Possibly the following Sat if ur free?


----------



## ClarkeG (Jun 17, 2006)

Ronnie said:


> Possibly the following Sat if ur free?


Yes that might suit, i'll know better closer to the time.


----------



## davy st2 ni (Jan 21, 2007)

cgraham2k said:


> Yes that might suit, i'll know better closer to the time.

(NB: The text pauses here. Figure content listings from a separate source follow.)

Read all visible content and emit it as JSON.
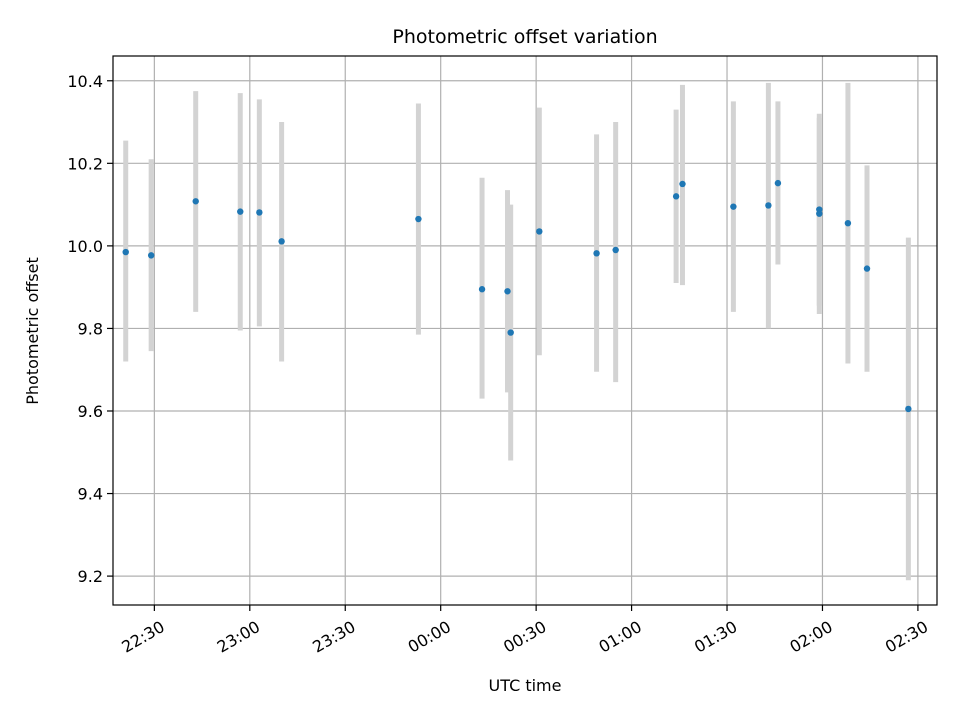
{
  "chart_data": {
    "type": "scatter",
    "title": "Photometric offset variation",
    "xlabel": "UTC time",
    "ylabel": "Photometric offset",
    "xlim": [
      "22:17",
      "02:36"
    ],
    "ylim": [
      9.13,
      10.46
    ],
    "x_ticks": [
      "22:30",
      "23:00",
      "23:30",
      "00:00",
      "00:30",
      "01:00",
      "01:30",
      "02:00",
      "02:30"
    ],
    "y_ticks": [
      9.2,
      9.4,
      9.6,
      9.8,
      10.0,
      10.2,
      10.4
    ],
    "y_tick_labels": [
      "9.2",
      "9.4",
      "9.6",
      "9.8",
      "10.0",
      "10.2",
      "10.4"
    ],
    "grid": true,
    "marker_color": "#1f77b4",
    "errorbar_color": "#d3d3d3",
    "points": [
      {
        "x": "22:21",
        "y": 9.985,
        "ylow": 9.72,
        "yhigh": 10.255
      },
      {
        "x": "22:29",
        "y": 9.977,
        "ylow": 9.745,
        "yhigh": 10.21
      },
      {
        "x": "22:43",
        "y": 10.108,
        "ylow": 9.84,
        "yhigh": 10.375
      },
      {
        "x": "22:57",
        "y": 10.083,
        "ylow": 9.795,
        "yhigh": 10.37
      },
      {
        "x": "23:03",
        "y": 10.081,
        "ylow": 9.805,
        "yhigh": 10.355
      },
      {
        "x": "23:10",
        "y": 10.011,
        "ylow": 9.72,
        "yhigh": 10.3
      },
      {
        "x": "23:53",
        "y": 10.065,
        "ylow": 9.785,
        "yhigh": 10.345
      },
      {
        "x": "00:13",
        "y": 9.895,
        "ylow": 9.63,
        "yhigh": 10.165
      },
      {
        "x": "00:21",
        "y": 9.89,
        "ylow": 9.645,
        "yhigh": 10.135
      },
      {
        "x": "00:22",
        "y": 9.79,
        "ylow": 9.48,
        "yhigh": 10.1
      },
      {
        "x": "00:31",
        "y": 10.035,
        "ylow": 9.735,
        "yhigh": 10.335
      },
      {
        "x": "00:49",
        "y": 9.982,
        "ylow": 9.695,
        "yhigh": 10.27
      },
      {
        "x": "00:55",
        "y": 9.99,
        "ylow": 9.67,
        "yhigh": 10.3
      },
      {
        "x": "01:14",
        "y": 10.12,
        "ylow": 9.91,
        "yhigh": 10.33
      },
      {
        "x": "01:16",
        "y": 10.15,
        "ylow": 9.905,
        "yhigh": 10.39
      },
      {
        "x": "01:32",
        "y": 10.095,
        "ylow": 9.84,
        "yhigh": 10.35
      },
      {
        "x": "01:43",
        "y": 10.098,
        "ylow": 9.8,
        "yhigh": 10.395
      },
      {
        "x": "01:46",
        "y": 10.152,
        "ylow": 9.955,
        "yhigh": 10.35
      },
      {
        "x": "01:59",
        "y": 10.088,
        "ylow": 9.855,
        "yhigh": 10.32
      },
      {
        "x": "01:59",
        "y": 10.078,
        "ylow": 9.835,
        "yhigh": 10.31
      },
      {
        "x": "02:08",
        "y": 10.055,
        "ylow": 9.715,
        "yhigh": 10.395
      },
      {
        "x": "02:14",
        "y": 9.945,
        "ylow": 9.695,
        "yhigh": 10.195
      },
      {
        "x": "02:27",
        "y": 9.605,
        "ylow": 9.19,
        "yhigh": 10.02
      }
    ]
  }
}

 thanks mate bit far for i will just finnished nightshift


----------



## RP Stevie (Jan 24, 2007)

Sorry for butting in but I'm fairly new to the detailing game, any change someone with a PC would be free some Sat evening around the P'down area 2 demonstate them before I take the plunge? I'm from Fermanagh but would be in Portadown a lot of Sat evening. 
Thanks
Stevie


----------



## Gaz VW (Aug 1, 2006)

Could be incentive for a little mini-meet? Yourself Stevies and Ronnie are both interested in a little demonstration, close to Portadown!

Myself and Moddie usually have a car to do most Saturdays - you would be more than welcome to come along


----------



## ClarkeG (Jun 17, 2006)

Ronnie this saturday morning still suit? Anyone else who's interested can call down to see my gilmour, pc and any other products I have in action. Need to be finished up by 12 latest, 6 miles outside Portadown.

Clarke


----------



## Ronnie (Nov 15, 2006)

That would be great Clarke :thumb about 9ish or wot ever time suits u... I will drop u a PM on Friday. :thumb:


----------



## ClarkeG (Jun 17, 2006)

Yea do well, hear from u on friday.


----------